Lendo melhor a Operação Fora de Jogo
Há largos meses que a Operação Fora de Jogo, levada a cabo pela Autoridade Tributária (AT), sob a direção do Departamento Central de Investigação e Ação Penal (DCIAP), estava em marcha. Daí que a parte visível do avassalador ataque aos clubes portugueses de futebol, seus principais gestores, agentes, jogadores e treinadores se tenha centrado, nesta última quarta-feira, numa mediatizada ação de busca a nada menos de 76 lugares, terminando, no final do dia, com o anúncio de constituição de 47 arguidos, sendo que 24 são pessoas coletivas e 23 são pessoas singulares.
Isso quer dizer que os 47 arguidos, já o eram...antes de o serem. Ou seja, não havendo tempo para uma rigorosa apreciação de uma tonelada de dossiers e de documentos confiscados na ação de buscas, torna-se evidente que a Autoridade Tributária já tinha em mãos suficiente informação para avançar na plena convicção de que existem fortes indícios de crimes quase generalizados de fraude fiscal, branqueamento de capitais, ficando ainda por se apurar se haverá razões para se chegar a crimes de associação criminosa.
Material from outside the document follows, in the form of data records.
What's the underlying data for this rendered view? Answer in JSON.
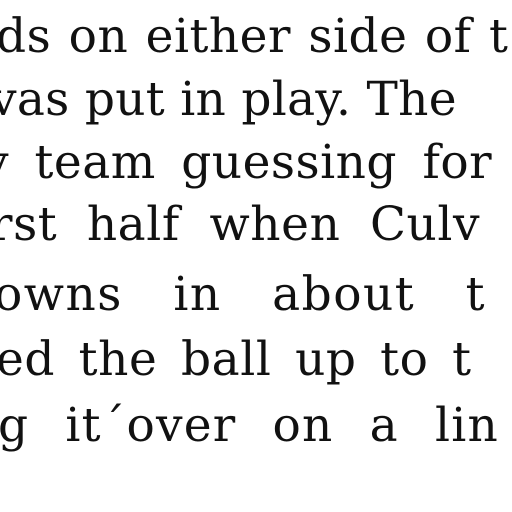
{
  "document": {
    "lines": [
      "ds on either side of t",
      "vas put in play.  The",
      "y team guessing for",
      "rst half when Culv",
      "owns in about t",
      "ed the ball up to t",
      "g it´over on a lin"
    ]
  }
}
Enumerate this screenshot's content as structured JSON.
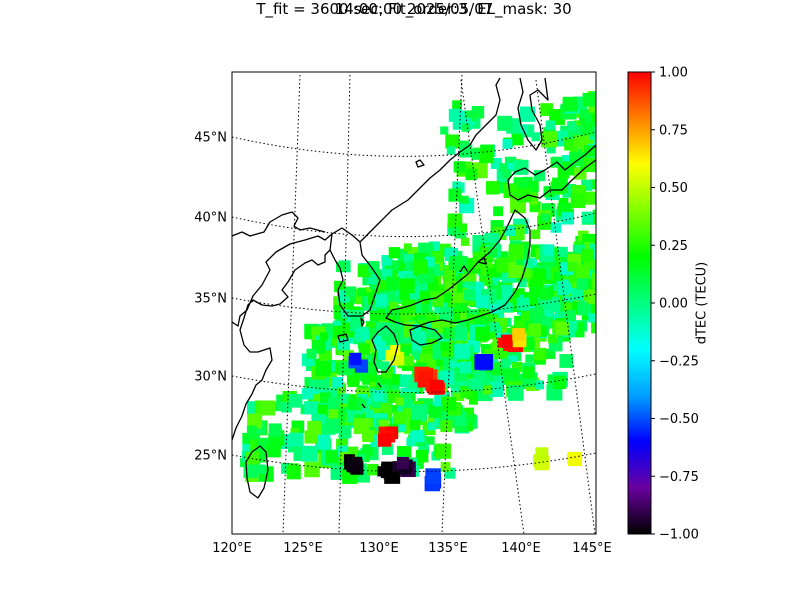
{
  "title": {
    "line1": "14:00:00 2025/05/07",
    "line2": "T_fit = 3600 sec, Fit_order:3, EL_mask: 30"
  },
  "map": {
    "lat_ticks": [
      {
        "value": 45,
        "label": "45°N"
      },
      {
        "value": 40,
        "label": "40°N"
      },
      {
        "value": 35,
        "label": "35°N"
      },
      {
        "value": 30,
        "label": "30°N"
      },
      {
        "value": 25,
        "label": "25°N"
      }
    ],
    "lon_ticks": [
      {
        "value": 120,
        "label": "120°E"
      },
      {
        "value": 125,
        "label": "125°E"
      },
      {
        "value": 130,
        "label": "130°E"
      },
      {
        "value": 135,
        "label": "135°E"
      },
      {
        "value": 140,
        "label": "140°E"
      },
      {
        "value": 145,
        "label": "145°E"
      }
    ]
  },
  "colorbar": {
    "label": "dTEC (TECU)",
    "range": [
      -1.0,
      1.0
    ],
    "ticks": [
      {
        "value": 1.0,
        "label": "1.00"
      },
      {
        "value": 0.75,
        "label": "0.75"
      },
      {
        "value": 0.5,
        "label": "0.50"
      },
      {
        "value": 0.25,
        "label": "0.25"
      },
      {
        "value": 0.0,
        "label": "0.00"
      },
      {
        "value": -0.25,
        "label": "−0.25"
      },
      {
        "value": -0.5,
        "label": "−0.50"
      },
      {
        "value": -0.75,
        "label": "−0.75"
      },
      {
        "value": -1.0,
        "label": "−1.00"
      }
    ],
    "colormap": [
      "#000000",
      "#6a00a0",
      "#0000ff",
      "#00a0ff",
      "#00ffff",
      "#00ff80",
      "#00ff00",
      "#80ff00",
      "#ffff00",
      "#ff8000",
      "#ff0000"
    ]
  },
  "chart_data": {
    "type": "heatmap",
    "title": "14:00:00 2025/05/07 / T_fit = 3600 sec, Fit_order:3, EL_mask: 30",
    "value_label": "dTEC (TECU)",
    "value_range": [
      -1.0,
      1.0
    ],
    "lon_range": [
      120,
      145
    ],
    "lat_range": [
      20,
      49
    ],
    "observed_anomalies": [
      {
        "lon": 133.0,
        "lat": 30.0,
        "value": 0.95
      },
      {
        "lon": 133.8,
        "lat": 29.5,
        "value": 1.0
      },
      {
        "lon": 130.5,
        "lat": 26.3,
        "value": 1.0
      },
      {
        "lon": 138.8,
        "lat": 32.2,
        "value": 1.0
      },
      {
        "lon": 139.5,
        "lat": 32.6,
        "value": 0.7
      },
      {
        "lon": 128.0,
        "lat": 24.6,
        "value": -1.0
      },
      {
        "lon": 130.5,
        "lat": 24.2,
        "value": -1.0
      },
      {
        "lon": 131.5,
        "lat": 24.5,
        "value": -0.95
      },
      {
        "lon": 133.5,
        "lat": 23.7,
        "value": -0.55
      },
      {
        "lon": 137.2,
        "lat": 30.8,
        "value": -0.55
      },
      {
        "lon": 128.5,
        "lat": 31.0,
        "value": -0.55
      },
      {
        "lon": 143.3,
        "lat": 24.7,
        "value": 0.6
      },
      {
        "lon": 141.2,
        "lat": 25.0,
        "value": 0.5
      },
      {
        "lon": 131.0,
        "lat": 31.5,
        "value": 0.55
      }
    ]
  }
}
O facto de terem sido investigados, pelo menos, metade dos clubes da primeira liga e, entre estes, os principais: FC Porto, Benfica, Sporting, SC Braga e V. Guimarães, todos eles alvos de buscas no mesmo dia, pressupõe que houve o cuidado estratégico de evitar a futebolização da ação de justiça.
Tivessem surgido diferenças ou distinções de forma e de temporalidade na ação, sobretudo em relação aos chamados três grandes, e seria provável a contaminação do clubismo naquilo que parece ser um simples e enérgico ato de justiça e de afirmação do interesse da moral públicas.
Sei bem que a tentação generalizada é a de condenação imediata, de se achar que o futebol português foi, há muito, invadido por manigâncias nas contratações de jogadores e treinadores, por práticas subterrâneas na distribuição de comissões devidas e indevidas, na configuração de uma certa arquitetura informal de pagamentos, que passam por soluções muito criativas. Agora se irá apurar se é verdade esse instinto nacional de que o futebol e o seu povo vive num mundo à parte, criado por dirigentes sem respeito pela ordem jurídica, e por agentes e advogados que se especializaram na arte da simulação e fuga.
Outra indicação, por provar, é a de que toda esta varridela, de alto abaixo, do pouco transparente mundo financeiro do futebol português, se baseou no conjunto de informações obtidas pelo hacker Rui Pinto.
Provavelmente, sobre este ponto, nunca se chegará a uma conclusão, muito embora seja tecnicamente possível que não podendo a Justiça atuar diretamente com base em provas obtidas ilegitimamente por um hacker, nada a impede de aproveitar a informação para conseguir as suas próprias provas.
Por fim, não menos importante, a expectativa aberta com a constituição de arguidos de figuras públicas como Pinto da Costa, Luís Filipe Vieira, Frederico Varandas, Bruno de Carvalho, António Salvador, eventualmente, Jorge Mendes, e muitos jogadores de fama nacional e internacional. Tanto mais que os crimes em causa, os quais, mesmo que formalmente acusados, teriam ainda de ser julgados e provados, poderiam configurar, em situações limite, penas de prisão e de inibição da continuidade do exercício de funções.
Certo é que num tempo em que a Justiça foi fortemente fustigada pela acusação de crimes de corrupção no seu sistema, a Operação Fora de Jogo acabará por provocar, com ou sem esse propósito, uma inversão na imagem de uma Justiça, no mínimo, desacreditada aos olhos da opinião pública.